The present work is the second study for "The Promises", and it is likely that Couture’s daughters were chosen as models (a portrait of his father is also included in the Springfield sketch). The girl at right is likely his eldest daughter, Berthe, who is also seen in his painting Autumn (1848, The Wadsworth Atheneum). The title suggests that she is joined by her sister, who can also be seen in the oil sketch for the related Head of Liberty (circa 1848, Michele and Donald D’Amour Museum of Fine Arts, Springfield, Massachusetts). In planning the final composition, Couture mapped a complete inventory of these highly finished figure studies, many of which are now in the collection of The Musée d’Orsay, and which shows the present work in outline.

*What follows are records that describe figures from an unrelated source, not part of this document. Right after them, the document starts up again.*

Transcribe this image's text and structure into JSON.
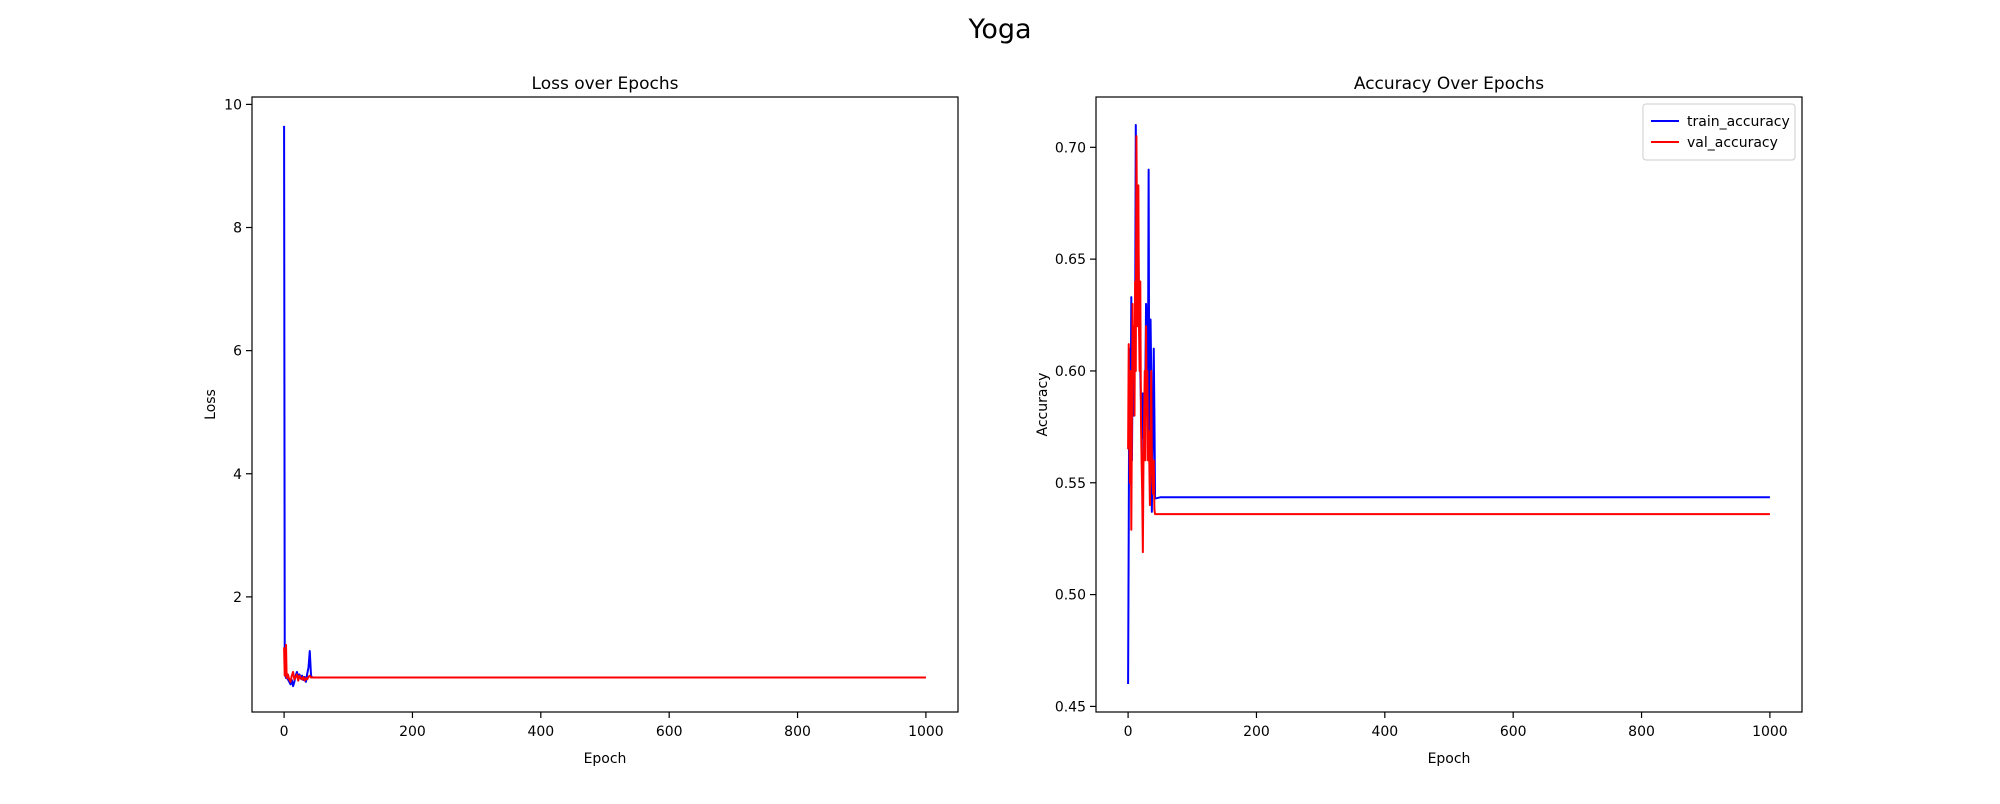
{
  "figure": {
    "suptitle": "Yoga"
  },
  "colors": {
    "train": "#0000ff",
    "val": "#ff0000",
    "axes": "#000000",
    "background": "#ffffff"
  },
  "chart_data": [
    {
      "type": "line",
      "title": "Loss over Epochs",
      "xlabel": "Epoch",
      "ylabel": "Loss",
      "xlim": [
        -50,
        1050
      ],
      "ylim": [
        0.13,
        10.12
      ],
      "xticks": [
        0,
        200,
        400,
        600,
        800,
        1000
      ],
      "yticks": [
        2,
        4,
        6,
        8,
        10
      ],
      "grid": false,
      "legend": null,
      "series": [
        {
          "color": "#0000ff",
          "points": [
            [
              0,
              9.65
            ],
            [
              1,
              1.15
            ],
            [
              2,
              0.75
            ],
            [
              3,
              0.68
            ],
            [
              4,
              0.7
            ],
            [
              6,
              0.66
            ],
            [
              8,
              0.62
            ],
            [
              10,
              0.58
            ],
            [
              12,
              0.65
            ],
            [
              14,
              0.55
            ],
            [
              16,
              0.62
            ],
            [
              18,
              0.72
            ],
            [
              20,
              0.78
            ],
            [
              22,
              0.7
            ],
            [
              24,
              0.74
            ],
            [
              26,
              0.67
            ],
            [
              28,
              0.72
            ],
            [
              30,
              0.65
            ],
            [
              32,
              0.7
            ],
            [
              34,
              0.62
            ],
            [
              36,
              0.75
            ],
            [
              38,
              0.85
            ],
            [
              40,
              1.12
            ],
            [
              42,
              0.72
            ],
            [
              44,
              0.69
            ],
            [
              50,
              0.69
            ],
            [
              100,
              0.69
            ],
            [
              200,
              0.69
            ],
            [
              400,
              0.69
            ],
            [
              600,
              0.69
            ],
            [
              800,
              0.69
            ],
            [
              1000,
              0.69
            ]
          ]
        },
        {
          "color": "#ff0000",
          "points": [
            [
              0,
              1.18
            ],
            [
              1,
              0.72
            ],
            [
              2,
              0.85
            ],
            [
              3,
              1.22
            ],
            [
              4,
              0.68
            ],
            [
              6,
              0.74
            ],
            [
              8,
              0.66
            ],
            [
              10,
              0.62
            ],
            [
              12,
              0.72
            ],
            [
              14,
              0.78
            ],
            [
              16,
              0.66
            ],
            [
              18,
              0.7
            ],
            [
              20,
              0.74
            ],
            [
              22,
              0.64
            ],
            [
              24,
              0.72
            ],
            [
              26,
              0.68
            ],
            [
              28,
              0.66
            ],
            [
              30,
              0.7
            ],
            [
              32,
              0.64
            ],
            [
              34,
              0.68
            ],
            [
              36,
              0.66
            ],
            [
              38,
              0.7
            ],
            [
              40,
              0.72
            ],
            [
              42,
              0.69
            ],
            [
              44,
              0.69
            ],
            [
              50,
              0.69
            ],
            [
              100,
              0.69
            ],
            [
              200,
              0.69
            ],
            [
              400,
              0.69
            ],
            [
              600,
              0.69
            ],
            [
              800,
              0.69
            ],
            [
              1000,
              0.69
            ]
          ]
        }
      ]
    },
    {
      "type": "line",
      "title": "Accuracy Over Epochs",
      "xlabel": "Epoch",
      "ylabel": "Accuracy",
      "xlim": [
        -50,
        1050
      ],
      "ylim": [
        0.4475,
        0.7225
      ],
      "xticks": [
        0,
        200,
        400,
        600,
        800,
        1000
      ],
      "yticks": [
        0.45,
        0.5,
        0.55,
        0.6,
        0.65,
        0.7
      ],
      "ytick_labels": [
        "0.45",
        "0.50",
        "0.55",
        "0.60",
        "0.65",
        "0.70"
      ],
      "grid": false,
      "legend": "top-right",
      "series": [
        {
          "name": "train_accuracy",
          "color": "#0000ff",
          "points": [
            [
              0,
              0.46
            ],
            [
              1,
              0.53
            ],
            [
              2,
              0.61
            ],
            [
              3,
              0.553
            ],
            [
              4,
              0.58
            ],
            [
              5,
              0.633
            ],
            [
              6,
              0.56
            ],
            [
              7,
              0.6
            ],
            [
              8,
              0.62
            ],
            [
              9,
              0.58
            ],
            [
              10,
              0.6
            ],
            [
              11,
              0.62
            ],
            [
              12,
              0.71
            ],
            [
              13,
              0.66
            ],
            [
              14,
              0.64
            ],
            [
              15,
              0.68
            ],
            [
              16,
              0.66
            ],
            [
              17,
              0.63
            ],
            [
              18,
              0.62
            ],
            [
              19,
              0.6
            ],
            [
              20,
              0.587
            ],
            [
              21,
              0.57
            ],
            [
              22,
              0.573
            ],
            [
              23,
              0.59
            ],
            [
              24,
              0.56
            ],
            [
              25,
              0.58
            ],
            [
              26,
              0.575
            ],
            [
              27,
              0.6
            ],
            [
              28,
              0.63
            ],
            [
              29,
              0.62
            ],
            [
              30,
              0.58
            ],
            [
              31,
              0.6
            ],
            [
              32,
              0.69
            ],
            [
              33,
              0.58
            ],
            [
              34,
              0.55
            ],
            [
              35,
              0.623
            ],
            [
              36,
              0.6
            ],
            [
              37,
              0.537
            ],
            [
              38,
              0.56
            ],
            [
              39,
              0.58
            ],
            [
              40,
              0.61
            ],
            [
              41,
              0.58
            ],
            [
              42,
              0.543
            ],
            [
              43,
              0.543
            ],
            [
              50,
              0.5435
            ],
            [
              100,
              0.5435
            ],
            [
              200,
              0.5435
            ],
            [
              400,
              0.5435
            ],
            [
              600,
              0.5435
            ],
            [
              800,
              0.5435
            ],
            [
              1000,
              0.5435
            ]
          ]
        },
        {
          "name": "val_accuracy",
          "color": "#ff0000",
          "points": [
            [
              0,
              0.565
            ],
            [
              1,
              0.612
            ],
            [
              2,
              0.57
            ],
            [
              3,
              0.55
            ],
            [
              4,
              0.6
            ],
            [
              5,
              0.529
            ],
            [
              6,
              0.58
            ],
            [
              7,
              0.63
            ],
            [
              8,
              0.6
            ],
            [
              9,
              0.62
            ],
            [
              10,
              0.58
            ],
            [
              11,
              0.64
            ],
            [
              12,
              0.6
            ],
            [
              13,
              0.705
            ],
            [
              14,
              0.66
            ],
            [
              15,
              0.62
            ],
            [
              16,
              0.683
            ],
            [
              17,
              0.62
            ],
            [
              18,
              0.6
            ],
            [
              19,
              0.64
            ],
            [
              20,
              0.58
            ],
            [
              21,
              0.56
            ],
            [
              22,
              0.545
            ],
            [
              23,
              0.519
            ],
            [
              24,
              0.56
            ],
            [
              25,
              0.58
            ],
            [
              26,
              0.6
            ],
            [
              27,
              0.56
            ],
            [
              28,
              0.62
            ],
            [
              29,
              0.58
            ],
            [
              30,
              0.6
            ],
            [
              31,
              0.56
            ],
            [
              32,
              0.573
            ],
            [
              33,
              0.56
            ],
            [
              34,
              0.54
            ],
            [
              35,
              0.575
            ],
            [
              36,
              0.6
            ],
            [
              37,
              0.56
            ],
            [
              38,
              0.55
            ],
            [
              39,
              0.545
            ],
            [
              40,
              0.56
            ],
            [
              41,
              0.538
            ],
            [
              42,
              0.536
            ],
            [
              50,
              0.536
            ],
            [
              100,
              0.536
            ],
            [
              200,
              0.536
            ],
            [
              400,
              0.536
            ],
            [
              600,
              0.536
            ],
            [
              800,
              0.536
            ],
            [
              1000,
              0.536
            ]
          ]
        }
      ]
    }
  ]
}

In the months following the commission, however, the political landscape of France shifted quickly and dramatically. With Louis Napoleon’s election to the presidency in December 1848, and the coup d’état in which he declared himself Emperor and transformed the Second Republic into the Second Empire in 1851, the aspirations of the revolutionaries were shattered. As a consequence, the significance of Couture’s The Enrollment of the Volunteers of 1792 was lost, and the final painting was completely reworked with broad passages left unfinished. Most notably, and perhaps nihilistically, the figures of "Victory" and "The Promises" remain completely omitted.